Menschen
Der erste Tankwartlehrling der Stadt

Der Benzinpreis stand bei 56 Pfennig: Franz Auburger startete 1952 in der Großtankstelle Thurn und Taxis ins Arbeitsleben.

18.04.2015 | Stand 16.09.2023, 7:07 Uhr |
Helmut Wanner
Franz Auburger mit seinem zweiten Fiat. Von 1952 bis 1972 war er in der Landshuterstraße 10 für Tanken, Waschen, Schmieren und Ölwechsel zuständig. − Foto: Sammlung Auburger

„Die Drei von der Tankstelle“ mit Walter Giller und Willi Fritsch kamen 1955 in die Kinos. Und Franz, Hans und Fritz fühlten sich ein wenig wie sie, ein wenig wie Stars.
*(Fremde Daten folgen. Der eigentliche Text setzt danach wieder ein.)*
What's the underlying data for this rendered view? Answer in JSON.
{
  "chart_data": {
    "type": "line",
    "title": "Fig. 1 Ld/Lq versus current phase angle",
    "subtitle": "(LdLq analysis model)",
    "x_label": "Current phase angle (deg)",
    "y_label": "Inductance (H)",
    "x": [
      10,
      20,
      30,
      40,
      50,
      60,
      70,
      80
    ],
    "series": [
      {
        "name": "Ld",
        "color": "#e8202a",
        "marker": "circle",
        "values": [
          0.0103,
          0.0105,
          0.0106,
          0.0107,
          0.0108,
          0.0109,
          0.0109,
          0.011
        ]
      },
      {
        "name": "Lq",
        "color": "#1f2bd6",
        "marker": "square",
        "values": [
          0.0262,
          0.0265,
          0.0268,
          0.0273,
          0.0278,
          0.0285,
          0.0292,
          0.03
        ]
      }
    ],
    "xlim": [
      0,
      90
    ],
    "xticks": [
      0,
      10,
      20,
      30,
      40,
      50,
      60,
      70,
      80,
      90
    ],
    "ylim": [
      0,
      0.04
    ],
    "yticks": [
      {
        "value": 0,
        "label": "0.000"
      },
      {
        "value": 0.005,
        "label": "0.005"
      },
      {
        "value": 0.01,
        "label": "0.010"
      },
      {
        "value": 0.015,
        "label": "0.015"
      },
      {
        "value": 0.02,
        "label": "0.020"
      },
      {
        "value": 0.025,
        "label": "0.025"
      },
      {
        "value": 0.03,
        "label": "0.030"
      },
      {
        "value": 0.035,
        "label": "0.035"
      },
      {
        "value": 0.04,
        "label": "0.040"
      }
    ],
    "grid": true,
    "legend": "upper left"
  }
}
Bayern war ein Himmelreich für Amis. Acht Halbe Bier kosteten einen Dollar. Der Dollar stand bei vier Mark und die Halbe kostete 50 Pfennige. Und die Amis waren Stammkunden. Man durfte „Ami-Schicksen“ sagen und ein dunkelhäutiger Mann war ein „Neger“. Der Liter Benzin kostete 56 Pfennig. Er wurde mit Charme per Hand gezapft, mit sauberer Windschutzscheibe, Ölstand- und Reifendruckmessung als Dreingabe.

„Es war eine schöne Zeit.“ Franz Auburger redet gerne über die Anfänge des motorisierten Nachkriegs-Regensburg. Er ist Zeitzeuge und Benzin-Pionier. „An der Tankstelle wird ja nur noch kassiert“, sagt er. Drei Mal am Tag gehen die Preise rauf und runter. „Bei uns wär das nicht gegangen. Wir mussten ja jedes Mal mit der Leiter raus.“

Franz Auburger ist im Dezember 1937 geboren. Bei der Mittelbayerischen Zeitung kam er mit seiner Bewerbung zwei Wochen zu spät. Die Lehrstellen als Schriftsetzer waren weg. Im September 1952 hatte ihm das Arbeitsamt geschrieben, er solle sich bei der Fürstlichen Rentkammer am Emmeramsplatz vorstellen. Die suchten einen Lehrling für ihre Großtankstelle draußen in der Landshuterstraße. Nach einer mündlichen Prüfung, die in seiner Erinnerung darin bestand, ob er 3 und 3 zusammenzählen könne, hat ihn Amtmann Bräu eingestellt. In diesem Jahr wurde Tankwart als Lehrberuf anerkannt. „Ich war der erste Tankwart-Lehrling der Stadt Regensburg“.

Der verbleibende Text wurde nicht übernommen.